I am not one to wait in Soviet-style lines for Cronuts, Nutcros, or Empanosas. And, if I am going to spend my valuable time waiting in line for the latest edible sign of the end of the apocalypse said time will not commence at 5 a.m. I suppose that’s why I thought it would be a good idea to wait in line for the Ramen Burger last Saturday morning at Smorgasburg. The Williamsburgh waterfront is a mere 45-minute ride away from my house and the rain will likely keep the crowds down I reasoned.
Curiosity to try the burger with ramen noodle bun caused me to break two of my rules: travelling to Brooklyn and engaging in food faddery. When I got on the bus I heard that line was already 50 people deep. Then my friend Sam Kim texted me to say he was number 110 on the line. When I got there the line snaked all over the market. Sam told me that the Ramen Burgermeisters had been through the line twice and assured him that he’d get a burger. Wrong. After about an hour on the line a gent came by to tell everybody that the Hype Burger—I mean Ramen Burger—was sold out. I seem to remember chanting “Attica!! Attica!!” upon hearing the bad news. All of us briefly entertained the idea of slugging someone and snatching their Ramen Burger, but reason prevailed.

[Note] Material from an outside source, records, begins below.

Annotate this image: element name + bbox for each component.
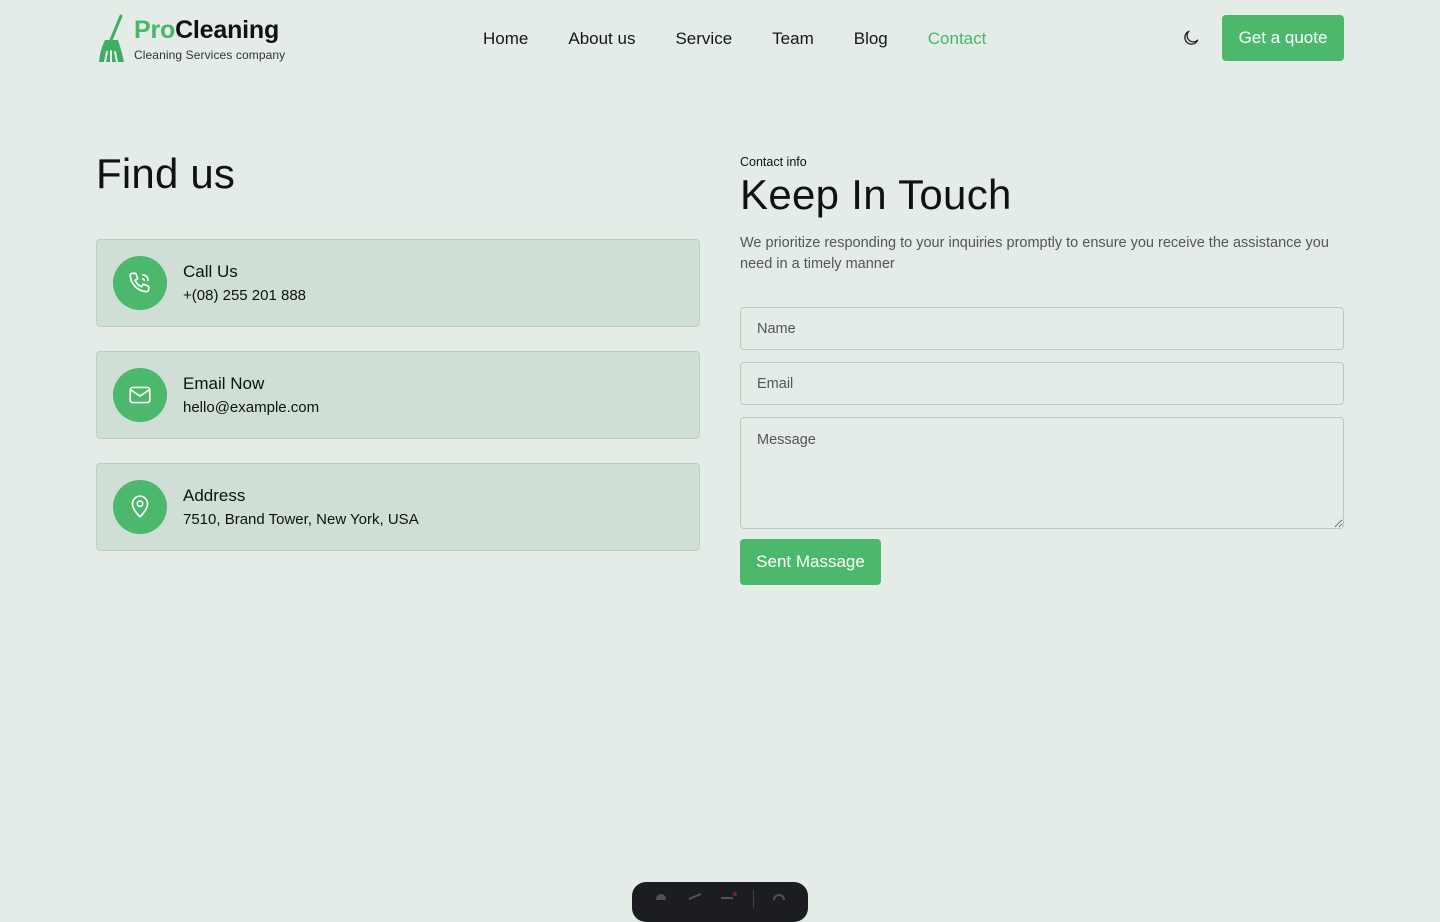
nav-home[interactable]: Home — [483, 29, 528, 49]
location-icon-circle — [113, 480, 167, 534]
call-card-title: Call Us — [183, 262, 238, 281]
theme-toggle-button[interactable] — [1180, 27, 1202, 49]
broom-icon — [99, 14, 124, 63]
site-header: ProCleaning Cleaning Services company Ho… — [96, 0, 1344, 78]
mail-icon — [129, 386, 151, 404]
mail-icon-circle — [113, 368, 167, 422]
floating-toolbar[interactable] — [632, 882, 808, 922]
logo[interactable]: ProCleaning Cleaning Services company — [96, 14, 296, 64]
contact-description: We prioritize responding to your inquiri… — [740, 235, 1329, 272]
brand-tagline: Cleaning Services company — [134, 47, 286, 62]
contact-cards: Call Us +(08) 255 201 888 Email Now hell… — [96, 239, 700, 575]
call-card: Call Us +(08) 255 201 888 — [96, 239, 700, 327]
email-address[interactable]: hello@example.com — [183, 399, 319, 416]
toolbar-tool-icon[interactable] — [719, 890, 738, 900]
phone-number[interactable]: +(08) 255 201 888 — [183, 287, 306, 304]
message-textarea[interactable] — [740, 417, 1344, 529]
nav-service[interactable]: Service — [675, 29, 732, 49]
brand-name: ProCleaning — [134, 15, 285, 44]
send-message-button[interactable]: Sent Massage — [740, 539, 881, 585]
moon-icon — [1184, 30, 1199, 45]
address-card-title: Address — [183, 486, 246, 505]
nav-contact[interactable]: Contact — [928, 29, 987, 49]
nav-blog[interactable]: Blog — [854, 29, 888, 49]
toolbar-tool-icon[interactable] — [652, 890, 670, 900]
location-pin-icon — [131, 495, 149, 518]
toolbar-tool-icon[interactable] — [686, 890, 704, 900]
contact-form: Sent Massage — [740, 307, 1344, 585]
nav-about[interactable]: About us — [568, 29, 635, 49]
contact-form-section: Contact info Keep In Touch We prioritize… — [740, 155, 1344, 585]
get-quote-button[interactable]: Get a quote — [1222, 15, 1344, 61]
email-card: Email Now hello@example.com — [96, 351, 700, 439]
brand-rest: Cleaning — [175, 15, 280, 44]
phone-icon — [129, 272, 150, 293]
address-card: Address 7510, Brand Tower, New York, USA — [96, 463, 700, 551]
email-input[interactable] — [740, 362, 1344, 405]
email-card-title: Email Now — [183, 374, 265, 393]
keep-in-touch-title: Keep In Touch — [740, 171, 1012, 218]
phone-icon-circle — [113, 256, 167, 310]
find-us-title: Find us — [96, 150, 236, 197]
toolbar-divider — [753, 890, 755, 908]
contact-eyebrow: Contact info — [740, 155, 807, 169]
street-address: 7510, Brand Tower, New York, USA — [183, 511, 419, 528]
nav-team[interactable]: Team — [772, 29, 814, 49]
brand-pro: Pro — [134, 15, 176, 44]
main-nav: Home About us Service Team Blog Contact — [483, 0, 986, 78]
settings-icon[interactable] — [770, 890, 788, 900]
name-input[interactable] — [740, 307, 1344, 350]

I have nothing against the Ramen Burger. How can I? I didn’t get to taste one. I do, however, detest waiting for no reason other than the anthropological study of 21st century culinary lemmings, myself included. I ran into my pal Noah Arenstein whose kugel double down remains the only noodle sandwich I have ever eaten at Smorgasburg. Noah, good friend that he is, offered to make us some kugelburgers, but we politely declined. Sam decided to seek his fortune and elsewhere in Brooklyn that day so Noah and I headed over to OddFellows Ice Cream Co. to drown our sorrows in exotic frozen confections.
After a cone of burnt marshmallow ice cream I was starting to feel better about the world. Then Noah said something about foie gras ice cream and blueberry soda. No such item appeared anywhere on the chalkboard menus. “You have to ask for it,” he said. I think said something like “Well what are you waiting for let’s get one.” After forking over $5.50 for this secret menu special we were presented with the kind of tasting board more commonly seen in beer bars than ice cream parlors.
On the left side was a cup of tannish ice cream labeled foie gras, peanut, cocoa, caramel. And on the right sat a glass of dark purple elixir bearing the legend blueberry soda. The ice cream was rich, sweet, and livery in the best possible way coating the palate with fatty goose liver. The peanut and other ingredients balanced the liveriness. When a sip of the soda was taken the whole thing tasted like a very grown up, very decadent PB&J. Best of all we didn’t have to wait in line for this creation, but for the record, I would.